PROJECT SUMMARY/ABSTRACT Systemic lupus erythematosus (SLE) is a multisystemic autoimmune disease characterized by sustained interferon (IFN) signaling and high titer autoantibodies leading to immune-mediated tissue damage. An abnormal accumulation of nucleic acids derived from retrotransposons, a class of transposable element, has been linked to diseases characterized by sustained IFN-I production, such as SLE. In particular, retrotransposons of the non- LTR LINE1 (L1) family have been shown to be activated in patients with SLE. More recently, it was found that the RNA-binding protein (ORF1p) and the ORF2p endonuclease/reverse transcriptase encoded by L1s are SLE autoantigens, supporting the notion that L1 elements may play a role in SLE pathogenesis. This proposal is focused on the study of a recently discovered antisense open reading frame (ORF) found in the L1 5’UTR, termed ORF0. ORF0 encodes for a small nuclear protein (ORF0p) of 71 amino acid residues, which increases L1 mobility. ORF0 has several unique features, which may have critical implications on the potential mechanistic role of L1s in SLE pathogenesis. First, the number of ORF0 loci capable of encoding full-length ORF0p (~781 loci) is ~8-10 times higher than ORF1 and ORF2 (~80–100 active copies). Thus, in the setting of L1 activation, such as in SLE, it is expected that the antigenic load of ORF0p would be more robust than ORF1p and ORF2p. Second, ORF0 has two prominent splice donor sites that act in concert with splice acceptors in downstream genomic sequences, generating ORF0p-fusion proteins. This is, the N-terminus of the “host” protein would be replaced by the ORF0p N-terminal sequence, producing hybrid proteins. Based on this premise, our central hypothesis is that L1 activation in SLE leads to ORF0 dysregulation, which drives the production of anti-ORF0p antibodies and an abnormal expression of hybrid ORF0p-fusion proteins, generating neoantigens targeted in SLE. Indeed, our preliminary studies demonstrate that ORF0p is an autoantigen in SLE. The major goal of this exploratory/developmental research grant is to investigate the clinical significance of anti-ORF0p antibodies in SLE and to address the hypothesis that patients with SLE have an abnormal production of ORF0p-host fusion proteins containing lupus autoantigens.

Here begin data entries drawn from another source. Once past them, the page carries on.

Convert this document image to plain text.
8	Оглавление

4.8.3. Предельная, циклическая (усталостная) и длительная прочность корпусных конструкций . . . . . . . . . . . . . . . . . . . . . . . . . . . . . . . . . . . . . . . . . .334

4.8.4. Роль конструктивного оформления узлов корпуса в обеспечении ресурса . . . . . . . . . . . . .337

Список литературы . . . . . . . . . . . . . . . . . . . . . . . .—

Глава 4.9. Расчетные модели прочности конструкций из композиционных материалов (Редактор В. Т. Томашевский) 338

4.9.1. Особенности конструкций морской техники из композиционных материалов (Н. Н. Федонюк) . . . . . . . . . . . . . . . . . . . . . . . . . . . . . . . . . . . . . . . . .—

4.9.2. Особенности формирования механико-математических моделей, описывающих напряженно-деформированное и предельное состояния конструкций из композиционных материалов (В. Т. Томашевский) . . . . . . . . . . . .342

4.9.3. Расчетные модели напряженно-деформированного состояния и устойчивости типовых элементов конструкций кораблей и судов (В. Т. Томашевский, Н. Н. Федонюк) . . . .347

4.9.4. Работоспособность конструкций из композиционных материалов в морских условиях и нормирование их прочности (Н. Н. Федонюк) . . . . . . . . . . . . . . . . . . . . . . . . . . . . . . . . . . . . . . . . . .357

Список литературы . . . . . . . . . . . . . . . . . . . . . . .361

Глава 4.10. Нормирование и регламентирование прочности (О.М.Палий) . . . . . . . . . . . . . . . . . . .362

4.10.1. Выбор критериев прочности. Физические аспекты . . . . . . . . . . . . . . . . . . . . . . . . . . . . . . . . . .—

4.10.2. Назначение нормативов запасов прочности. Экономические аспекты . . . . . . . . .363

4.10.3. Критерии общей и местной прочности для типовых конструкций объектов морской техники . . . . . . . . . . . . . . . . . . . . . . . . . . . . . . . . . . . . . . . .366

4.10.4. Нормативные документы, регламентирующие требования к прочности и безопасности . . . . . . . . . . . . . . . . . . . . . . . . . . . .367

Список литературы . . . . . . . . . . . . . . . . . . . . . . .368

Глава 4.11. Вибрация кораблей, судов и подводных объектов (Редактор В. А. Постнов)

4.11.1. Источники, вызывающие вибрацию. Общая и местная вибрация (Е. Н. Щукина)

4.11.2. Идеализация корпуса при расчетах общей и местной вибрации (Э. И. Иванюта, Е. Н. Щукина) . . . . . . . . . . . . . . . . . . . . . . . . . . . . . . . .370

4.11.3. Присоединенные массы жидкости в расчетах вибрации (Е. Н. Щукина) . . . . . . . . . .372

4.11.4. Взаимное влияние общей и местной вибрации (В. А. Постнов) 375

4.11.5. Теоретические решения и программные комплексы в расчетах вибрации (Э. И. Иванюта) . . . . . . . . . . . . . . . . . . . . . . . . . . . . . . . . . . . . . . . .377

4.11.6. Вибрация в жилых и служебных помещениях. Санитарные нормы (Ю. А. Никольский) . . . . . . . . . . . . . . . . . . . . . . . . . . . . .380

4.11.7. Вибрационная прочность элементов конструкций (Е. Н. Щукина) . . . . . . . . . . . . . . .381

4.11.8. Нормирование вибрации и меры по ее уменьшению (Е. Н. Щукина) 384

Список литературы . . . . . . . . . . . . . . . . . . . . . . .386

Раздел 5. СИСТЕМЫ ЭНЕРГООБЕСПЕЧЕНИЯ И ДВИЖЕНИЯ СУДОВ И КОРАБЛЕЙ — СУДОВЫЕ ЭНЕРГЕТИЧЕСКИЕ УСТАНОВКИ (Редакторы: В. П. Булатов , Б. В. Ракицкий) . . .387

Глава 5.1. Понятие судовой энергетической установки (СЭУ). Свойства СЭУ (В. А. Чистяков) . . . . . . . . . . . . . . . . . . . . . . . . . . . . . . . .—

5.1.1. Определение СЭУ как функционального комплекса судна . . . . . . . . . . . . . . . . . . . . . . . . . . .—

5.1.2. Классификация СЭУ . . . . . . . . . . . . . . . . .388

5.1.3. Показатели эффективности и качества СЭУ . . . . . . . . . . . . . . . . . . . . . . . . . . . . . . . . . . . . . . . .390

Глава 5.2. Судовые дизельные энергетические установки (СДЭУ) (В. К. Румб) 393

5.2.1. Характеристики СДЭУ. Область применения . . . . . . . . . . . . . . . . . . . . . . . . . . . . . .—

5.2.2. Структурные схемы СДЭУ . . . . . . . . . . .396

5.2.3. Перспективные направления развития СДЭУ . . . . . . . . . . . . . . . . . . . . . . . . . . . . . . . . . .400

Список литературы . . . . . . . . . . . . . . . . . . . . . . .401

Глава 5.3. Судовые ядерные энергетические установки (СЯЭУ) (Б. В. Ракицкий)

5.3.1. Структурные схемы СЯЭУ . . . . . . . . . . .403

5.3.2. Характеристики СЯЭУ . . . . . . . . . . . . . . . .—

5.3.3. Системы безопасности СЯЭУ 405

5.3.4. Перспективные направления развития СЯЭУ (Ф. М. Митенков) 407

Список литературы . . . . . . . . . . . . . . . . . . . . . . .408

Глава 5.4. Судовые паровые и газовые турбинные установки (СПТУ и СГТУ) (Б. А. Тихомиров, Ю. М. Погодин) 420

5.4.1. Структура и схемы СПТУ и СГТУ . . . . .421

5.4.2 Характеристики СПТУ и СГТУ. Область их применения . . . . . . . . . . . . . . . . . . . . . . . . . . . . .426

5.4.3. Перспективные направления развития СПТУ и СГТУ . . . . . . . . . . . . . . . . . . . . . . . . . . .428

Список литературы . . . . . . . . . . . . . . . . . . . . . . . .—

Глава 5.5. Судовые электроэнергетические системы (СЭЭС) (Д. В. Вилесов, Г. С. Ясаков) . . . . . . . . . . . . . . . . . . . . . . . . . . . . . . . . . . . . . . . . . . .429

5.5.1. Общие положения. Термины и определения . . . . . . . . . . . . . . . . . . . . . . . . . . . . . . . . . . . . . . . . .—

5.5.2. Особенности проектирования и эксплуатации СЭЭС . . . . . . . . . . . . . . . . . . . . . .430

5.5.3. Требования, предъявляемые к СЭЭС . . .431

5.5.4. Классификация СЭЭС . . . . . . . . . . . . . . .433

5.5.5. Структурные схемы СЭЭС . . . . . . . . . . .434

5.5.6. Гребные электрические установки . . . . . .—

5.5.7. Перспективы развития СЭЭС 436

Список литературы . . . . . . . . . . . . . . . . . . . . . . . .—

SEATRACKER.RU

项目概要/摘要 系统性红斑狼疮（SLE）是一种多系统自身免疫性疾病，其特征是持续性的 干扰素 (IFN) 信号传导和高滴度自身抗体导致免疫介导的组织损伤。 源自逆转录转座子（一类转座元件）的核酸积累与 以持续产生IFN-I为特征的疾病，例如SLE，特别是非逆转录转座子。 最近发现，LTR LINE1 (L1) 家族在 SLE 患者中被激活。 L1 编码的 RNA 结合蛋白 (ORF1p) 和 ORF2p 核酸内切酶/逆转录酶是 SLE 自身抗原，支持 L1 元件可能在 SLE 发病机制中发挥作用的观点。 重点研究最近在 L1 5'UTR 中发现的反义开放阅读框 (ORF)， ORF0 编码一个由 71 个氨基酸残基组成的小核蛋白 (ORF0p)，该蛋白会增加 L1 迁移率有几个独特的特征，这可能对潜在的机制产生重要影响。 L1 在 SLE 发病机制中的作用首先，能够编码全长 ORF0p 的 ORF0 位点的数量（~781）。 位点）比 ORF1 和 ORF2（约 80-100 个活性拷贝）高约 8-10 倍，因此，在 L1 激活的情况下， 例如在 SLE 中，预计 ORF0p 的抗原负载将比 ORF1p 和 ORF2p 更强。 其次，ORF0 有两个突出的剪接供体位点，它们与下游的剪接受体协同作用 基因组序列，生成 ORF0p 融合蛋白，即“宿主”蛋白的 N 末端。 被 ORF0p N 端序列替换，产生杂合蛋白。基于这个前提，我们的中心。 假设 SLE 中 L1 激活导致 ORF0 失调，从而驱动抗 ORF0p 的产生 抗体和杂合 ORF0p 融合蛋白的异常表达，产生靶向的新抗原 事实上，我们的初步研究表明 ORF0p 是 SLE 的自身抗原。 探索性/发展性研究资助旨在研究抗 ORF0p 抗体在 SLE 并解决 SLE 患者 ORF0p-宿主融合异常产生的假设 含有狼疮自身抗原的蛋白质。